Wagner began as an engineer in the heavily customized golf shaft industry, and took the same approach used for modern golf fitting. He has created a “Skier DNA” assessment model that takes all your likes, dislikes, and quirks to compute precise recommendations, which you then discuss with a designer who explains the complex options. Wagner’s extremely precise machines help deliver truly one-of-a-kind, ultra-high-performance skis in just three weeks—or even faster, since they are often purchased for special trips. “People call and say, ‘we’re going heli-skiing in two weeks,’ and I try to help them out,” Wagner says.


“Whether it’s skis or boots, equipment that fits you properly gives increased comfort, control, balance, and efficiency. Our skis don’t just fit you better, they fit you perfectly,” he says. “What a lot of our customers tell me is that they notice a bigger sweet spot, the skis work better in more different conditions; it’s more of a true all-mountain experience.” Nonetheless, a very high repeat rate means several customers have two, three, or four pairs for everything from firm Eastern conditions to bottomless heli-powder. Wagner skis start at $1,750 before bindings, average around $2,100, and can run over $3,000.


“There’s no risk because we guarantee it. We will make you another pair or give you your money back, but we have a really good track record of getting it right the first time. We did more sales last year than ever before, and we had three returns.” The ultimate is to go visit and place your order in Telluride, but less than 1 in 20 customers does, and Wagner Skis ships all over the world. In 14 years, Wagner has made over 15,000 pairs of skis—no two the same. The company is known for its intricately grained real wood veneer top sheets, so popular and distinctive they can instantly be identified as “Wagners” at resorts worldwide. Custom graphics have included everything from fine art (Edvard Munch’s The Scream) to customer art.


There are even fewer true custom snowboard makers, and among these Mikey Franco of Franco Snowshapes (francosnowshapes.com) is far and away the most famous, with his workshop just 12 miles south of the Jackson Hole resort, where he used to teach. His process is more artisanal and less scalable because it is based on his personal assessment of your needs, and this is especially true with the unique “Franco Experience.”

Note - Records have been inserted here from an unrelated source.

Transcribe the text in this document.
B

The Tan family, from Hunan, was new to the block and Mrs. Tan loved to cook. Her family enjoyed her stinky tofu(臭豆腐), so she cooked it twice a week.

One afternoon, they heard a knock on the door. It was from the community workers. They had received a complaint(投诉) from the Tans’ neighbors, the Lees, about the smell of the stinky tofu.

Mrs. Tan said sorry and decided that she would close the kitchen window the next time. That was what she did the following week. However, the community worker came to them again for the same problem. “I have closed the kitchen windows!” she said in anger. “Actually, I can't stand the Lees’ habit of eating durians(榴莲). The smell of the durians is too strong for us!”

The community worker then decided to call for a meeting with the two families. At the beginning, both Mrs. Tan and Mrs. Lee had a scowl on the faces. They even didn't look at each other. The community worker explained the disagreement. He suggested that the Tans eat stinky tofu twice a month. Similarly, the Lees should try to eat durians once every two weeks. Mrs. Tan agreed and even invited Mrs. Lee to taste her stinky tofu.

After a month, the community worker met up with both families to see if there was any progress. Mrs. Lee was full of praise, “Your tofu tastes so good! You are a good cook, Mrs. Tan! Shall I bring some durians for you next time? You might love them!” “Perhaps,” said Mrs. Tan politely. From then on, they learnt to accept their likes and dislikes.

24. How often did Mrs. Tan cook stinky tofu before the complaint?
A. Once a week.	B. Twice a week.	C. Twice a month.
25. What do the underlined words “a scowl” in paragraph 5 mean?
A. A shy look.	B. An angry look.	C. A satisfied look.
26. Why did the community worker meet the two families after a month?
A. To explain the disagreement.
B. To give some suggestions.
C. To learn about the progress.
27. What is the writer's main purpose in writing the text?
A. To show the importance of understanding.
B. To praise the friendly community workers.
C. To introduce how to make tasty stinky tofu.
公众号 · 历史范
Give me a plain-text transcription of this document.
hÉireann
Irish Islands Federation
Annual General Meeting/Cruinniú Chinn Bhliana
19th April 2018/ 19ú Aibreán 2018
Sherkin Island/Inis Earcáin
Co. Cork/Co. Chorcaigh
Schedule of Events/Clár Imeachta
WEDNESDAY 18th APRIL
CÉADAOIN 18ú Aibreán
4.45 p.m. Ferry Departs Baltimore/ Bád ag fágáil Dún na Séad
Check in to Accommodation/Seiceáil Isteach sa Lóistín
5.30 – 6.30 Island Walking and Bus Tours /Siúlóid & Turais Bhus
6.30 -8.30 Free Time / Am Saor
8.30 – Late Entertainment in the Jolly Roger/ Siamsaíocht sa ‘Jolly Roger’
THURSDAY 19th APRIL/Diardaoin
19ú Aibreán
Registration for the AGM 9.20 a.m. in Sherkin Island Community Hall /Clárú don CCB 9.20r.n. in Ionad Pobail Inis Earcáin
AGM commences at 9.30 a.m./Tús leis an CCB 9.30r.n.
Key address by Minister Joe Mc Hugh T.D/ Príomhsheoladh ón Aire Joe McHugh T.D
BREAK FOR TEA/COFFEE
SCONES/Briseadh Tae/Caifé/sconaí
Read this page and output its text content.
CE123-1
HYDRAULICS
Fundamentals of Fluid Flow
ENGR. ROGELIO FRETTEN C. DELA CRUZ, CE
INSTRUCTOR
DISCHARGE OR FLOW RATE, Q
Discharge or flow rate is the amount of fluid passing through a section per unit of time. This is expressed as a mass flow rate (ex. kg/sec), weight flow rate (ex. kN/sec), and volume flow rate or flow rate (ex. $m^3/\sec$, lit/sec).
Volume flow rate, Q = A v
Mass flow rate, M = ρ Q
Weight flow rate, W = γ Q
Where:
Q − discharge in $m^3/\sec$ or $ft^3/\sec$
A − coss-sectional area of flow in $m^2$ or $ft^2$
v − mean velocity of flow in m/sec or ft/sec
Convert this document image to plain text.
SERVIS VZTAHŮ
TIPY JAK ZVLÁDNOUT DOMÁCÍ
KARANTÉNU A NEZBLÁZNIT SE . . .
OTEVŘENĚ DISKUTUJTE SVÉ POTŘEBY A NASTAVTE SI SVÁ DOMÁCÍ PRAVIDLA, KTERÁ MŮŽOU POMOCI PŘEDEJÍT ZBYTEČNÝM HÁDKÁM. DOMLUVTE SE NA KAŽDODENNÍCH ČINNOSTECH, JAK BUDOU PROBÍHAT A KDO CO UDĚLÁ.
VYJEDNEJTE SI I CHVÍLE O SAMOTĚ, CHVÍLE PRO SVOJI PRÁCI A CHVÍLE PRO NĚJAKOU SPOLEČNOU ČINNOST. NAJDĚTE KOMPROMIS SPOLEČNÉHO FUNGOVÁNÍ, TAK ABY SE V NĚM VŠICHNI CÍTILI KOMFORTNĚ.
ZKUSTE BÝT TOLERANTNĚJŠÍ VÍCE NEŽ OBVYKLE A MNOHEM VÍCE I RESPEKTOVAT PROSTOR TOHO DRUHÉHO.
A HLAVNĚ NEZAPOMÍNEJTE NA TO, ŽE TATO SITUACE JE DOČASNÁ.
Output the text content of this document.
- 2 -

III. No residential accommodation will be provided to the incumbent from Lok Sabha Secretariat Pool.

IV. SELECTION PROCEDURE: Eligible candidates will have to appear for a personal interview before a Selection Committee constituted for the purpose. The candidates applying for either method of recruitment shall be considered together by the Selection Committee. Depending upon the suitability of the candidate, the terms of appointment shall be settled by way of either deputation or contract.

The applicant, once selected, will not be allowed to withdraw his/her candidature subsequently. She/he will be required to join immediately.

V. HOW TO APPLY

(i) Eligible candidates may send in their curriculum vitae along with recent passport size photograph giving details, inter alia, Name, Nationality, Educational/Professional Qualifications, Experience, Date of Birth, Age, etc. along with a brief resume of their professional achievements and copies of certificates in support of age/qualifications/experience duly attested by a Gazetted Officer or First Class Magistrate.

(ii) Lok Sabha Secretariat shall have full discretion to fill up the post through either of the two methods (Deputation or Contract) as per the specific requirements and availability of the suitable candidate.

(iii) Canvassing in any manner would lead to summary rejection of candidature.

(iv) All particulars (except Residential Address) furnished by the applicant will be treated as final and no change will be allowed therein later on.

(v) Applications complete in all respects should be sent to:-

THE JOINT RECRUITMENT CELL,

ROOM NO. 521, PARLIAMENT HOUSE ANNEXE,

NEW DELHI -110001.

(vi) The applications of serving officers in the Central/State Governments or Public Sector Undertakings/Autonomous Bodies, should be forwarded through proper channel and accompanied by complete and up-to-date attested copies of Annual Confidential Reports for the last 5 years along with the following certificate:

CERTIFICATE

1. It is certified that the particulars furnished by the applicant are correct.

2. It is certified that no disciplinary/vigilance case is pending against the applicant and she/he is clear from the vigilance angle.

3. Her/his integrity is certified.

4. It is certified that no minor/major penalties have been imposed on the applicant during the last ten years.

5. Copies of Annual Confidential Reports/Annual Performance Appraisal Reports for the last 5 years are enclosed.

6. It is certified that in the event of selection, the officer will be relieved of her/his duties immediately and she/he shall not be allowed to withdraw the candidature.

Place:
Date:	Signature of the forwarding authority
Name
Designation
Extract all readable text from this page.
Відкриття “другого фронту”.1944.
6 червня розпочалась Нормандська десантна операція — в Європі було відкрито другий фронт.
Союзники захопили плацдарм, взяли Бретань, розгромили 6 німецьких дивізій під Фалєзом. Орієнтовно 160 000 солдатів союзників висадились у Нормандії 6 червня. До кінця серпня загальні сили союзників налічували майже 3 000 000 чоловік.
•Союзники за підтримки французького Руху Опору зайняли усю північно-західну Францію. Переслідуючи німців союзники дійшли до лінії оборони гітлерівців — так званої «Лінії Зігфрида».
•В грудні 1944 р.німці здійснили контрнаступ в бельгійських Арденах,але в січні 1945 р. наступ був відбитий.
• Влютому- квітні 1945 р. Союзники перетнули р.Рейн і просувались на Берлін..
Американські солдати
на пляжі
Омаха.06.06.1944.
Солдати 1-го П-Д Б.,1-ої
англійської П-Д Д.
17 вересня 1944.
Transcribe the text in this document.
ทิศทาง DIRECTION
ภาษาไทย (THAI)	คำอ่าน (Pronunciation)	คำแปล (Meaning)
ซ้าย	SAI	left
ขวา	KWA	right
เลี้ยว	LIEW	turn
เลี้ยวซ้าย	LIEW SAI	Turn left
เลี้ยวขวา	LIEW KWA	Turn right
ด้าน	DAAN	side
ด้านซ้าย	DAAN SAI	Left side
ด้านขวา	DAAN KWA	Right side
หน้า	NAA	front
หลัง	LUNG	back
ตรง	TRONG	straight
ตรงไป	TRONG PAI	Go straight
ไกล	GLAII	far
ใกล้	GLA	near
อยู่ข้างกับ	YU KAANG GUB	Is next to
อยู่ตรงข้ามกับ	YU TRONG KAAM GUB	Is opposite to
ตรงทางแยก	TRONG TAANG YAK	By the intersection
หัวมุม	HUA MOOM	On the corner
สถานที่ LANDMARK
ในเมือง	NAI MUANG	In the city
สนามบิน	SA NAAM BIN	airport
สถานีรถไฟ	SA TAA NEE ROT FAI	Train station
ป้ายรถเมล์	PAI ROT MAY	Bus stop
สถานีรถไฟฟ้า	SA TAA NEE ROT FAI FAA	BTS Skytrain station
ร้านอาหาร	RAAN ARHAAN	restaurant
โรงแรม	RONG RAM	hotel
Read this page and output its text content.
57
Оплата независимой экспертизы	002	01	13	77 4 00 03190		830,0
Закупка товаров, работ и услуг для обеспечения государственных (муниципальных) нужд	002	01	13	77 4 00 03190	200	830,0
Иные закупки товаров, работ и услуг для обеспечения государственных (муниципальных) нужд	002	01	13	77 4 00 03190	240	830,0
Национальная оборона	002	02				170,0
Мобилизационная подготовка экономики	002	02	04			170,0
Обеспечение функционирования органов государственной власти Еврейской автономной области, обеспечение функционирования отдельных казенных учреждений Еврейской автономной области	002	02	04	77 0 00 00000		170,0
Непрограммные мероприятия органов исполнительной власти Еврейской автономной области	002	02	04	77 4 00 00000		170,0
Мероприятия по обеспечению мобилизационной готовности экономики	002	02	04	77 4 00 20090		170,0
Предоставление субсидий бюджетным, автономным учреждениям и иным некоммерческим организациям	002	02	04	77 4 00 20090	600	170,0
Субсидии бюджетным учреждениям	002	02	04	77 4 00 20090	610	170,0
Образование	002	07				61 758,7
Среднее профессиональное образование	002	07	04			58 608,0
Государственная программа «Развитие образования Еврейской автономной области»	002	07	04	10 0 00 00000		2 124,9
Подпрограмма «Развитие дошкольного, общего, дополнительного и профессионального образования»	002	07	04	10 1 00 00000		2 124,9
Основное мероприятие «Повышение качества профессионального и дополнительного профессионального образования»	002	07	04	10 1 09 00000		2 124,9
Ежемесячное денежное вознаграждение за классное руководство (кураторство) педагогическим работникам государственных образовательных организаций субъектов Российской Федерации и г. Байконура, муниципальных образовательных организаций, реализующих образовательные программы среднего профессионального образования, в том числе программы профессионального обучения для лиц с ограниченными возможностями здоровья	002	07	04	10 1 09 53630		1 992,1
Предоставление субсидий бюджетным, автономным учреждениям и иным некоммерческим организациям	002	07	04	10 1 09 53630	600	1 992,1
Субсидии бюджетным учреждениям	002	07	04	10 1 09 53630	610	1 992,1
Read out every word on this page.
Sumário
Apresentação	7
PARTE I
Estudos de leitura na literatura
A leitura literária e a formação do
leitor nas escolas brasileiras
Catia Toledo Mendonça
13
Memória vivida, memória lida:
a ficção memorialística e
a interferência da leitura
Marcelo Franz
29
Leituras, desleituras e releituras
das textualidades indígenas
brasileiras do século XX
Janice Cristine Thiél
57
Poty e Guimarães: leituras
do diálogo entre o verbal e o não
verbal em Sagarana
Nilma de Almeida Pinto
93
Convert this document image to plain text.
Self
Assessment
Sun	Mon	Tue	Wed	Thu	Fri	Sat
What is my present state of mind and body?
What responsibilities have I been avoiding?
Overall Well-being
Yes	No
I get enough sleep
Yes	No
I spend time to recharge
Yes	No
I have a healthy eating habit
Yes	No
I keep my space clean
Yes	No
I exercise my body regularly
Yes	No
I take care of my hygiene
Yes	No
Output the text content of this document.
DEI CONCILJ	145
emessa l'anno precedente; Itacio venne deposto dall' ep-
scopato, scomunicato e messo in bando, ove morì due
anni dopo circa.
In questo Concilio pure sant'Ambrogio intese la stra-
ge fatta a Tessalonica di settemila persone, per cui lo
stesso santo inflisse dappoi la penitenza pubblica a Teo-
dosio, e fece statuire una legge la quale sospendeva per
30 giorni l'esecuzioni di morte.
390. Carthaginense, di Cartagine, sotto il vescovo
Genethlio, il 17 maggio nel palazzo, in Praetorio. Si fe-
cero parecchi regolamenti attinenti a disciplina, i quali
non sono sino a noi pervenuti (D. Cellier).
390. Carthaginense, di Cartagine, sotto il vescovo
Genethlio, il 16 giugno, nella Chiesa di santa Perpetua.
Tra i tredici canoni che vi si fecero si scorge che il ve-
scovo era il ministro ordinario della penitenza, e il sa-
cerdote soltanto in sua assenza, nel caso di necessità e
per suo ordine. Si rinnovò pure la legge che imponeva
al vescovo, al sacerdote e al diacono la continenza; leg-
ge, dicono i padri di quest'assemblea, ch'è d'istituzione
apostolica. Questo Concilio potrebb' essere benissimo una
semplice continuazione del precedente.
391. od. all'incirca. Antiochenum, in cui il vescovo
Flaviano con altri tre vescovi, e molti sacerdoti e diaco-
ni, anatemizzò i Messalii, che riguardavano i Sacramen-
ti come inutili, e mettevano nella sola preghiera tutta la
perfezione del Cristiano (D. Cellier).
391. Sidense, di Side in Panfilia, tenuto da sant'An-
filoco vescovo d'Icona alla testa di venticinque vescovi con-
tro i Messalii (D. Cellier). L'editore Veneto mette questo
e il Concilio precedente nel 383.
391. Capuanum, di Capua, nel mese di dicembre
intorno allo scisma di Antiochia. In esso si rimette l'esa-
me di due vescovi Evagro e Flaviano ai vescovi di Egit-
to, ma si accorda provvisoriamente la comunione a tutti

For this, customers go to Wyoming and spend a full day boarding with him ($1,000 extra, including coveted VIP first tram access), while Franco performs an in-depth movement analysis to make recommendations. But he can only do a few of those days each winter, and, like Wagner, most buyers complete his online Rider Genome Profile and then are interviewed by phone. In either case, he makes every board by hand to exacting specifications.


“I want it to be like that perfect surfboard, made one of a kind by a great shaper, but we didn’t have that in snowboarding,” says Franco. “I also want you to keep this board forever, which is why I make it as perfect as I can and give a lifetime guarantee. We’re making a personalized flex pattern and damping profile based on your stance width and length by using the best existing technologies, like Titanal.” Franco also does a lot of exposed wood grain boards (going as far as steam-bending the cherry himself), which explains why he only makes about 50 a year, averaging $3,200 and requiring from four weeks to four months to produce, depending on when you place the order.


“When you go into a store, you are buying what a designer intended the equipment to be used for, not what you intend to use it for,” says Franco. “Our premise is that I spent most of my life teaching or guiding snowboarding, and I can help you figure out what is best for you. The moment you step onto the snowboard it does what you want, no surprises. I don’t even like the word ‘custom;’ I prefer ‘tailored’ or ‘fitted,’ because I am making a snowboard the world has never seen before, every single time, and just for you.”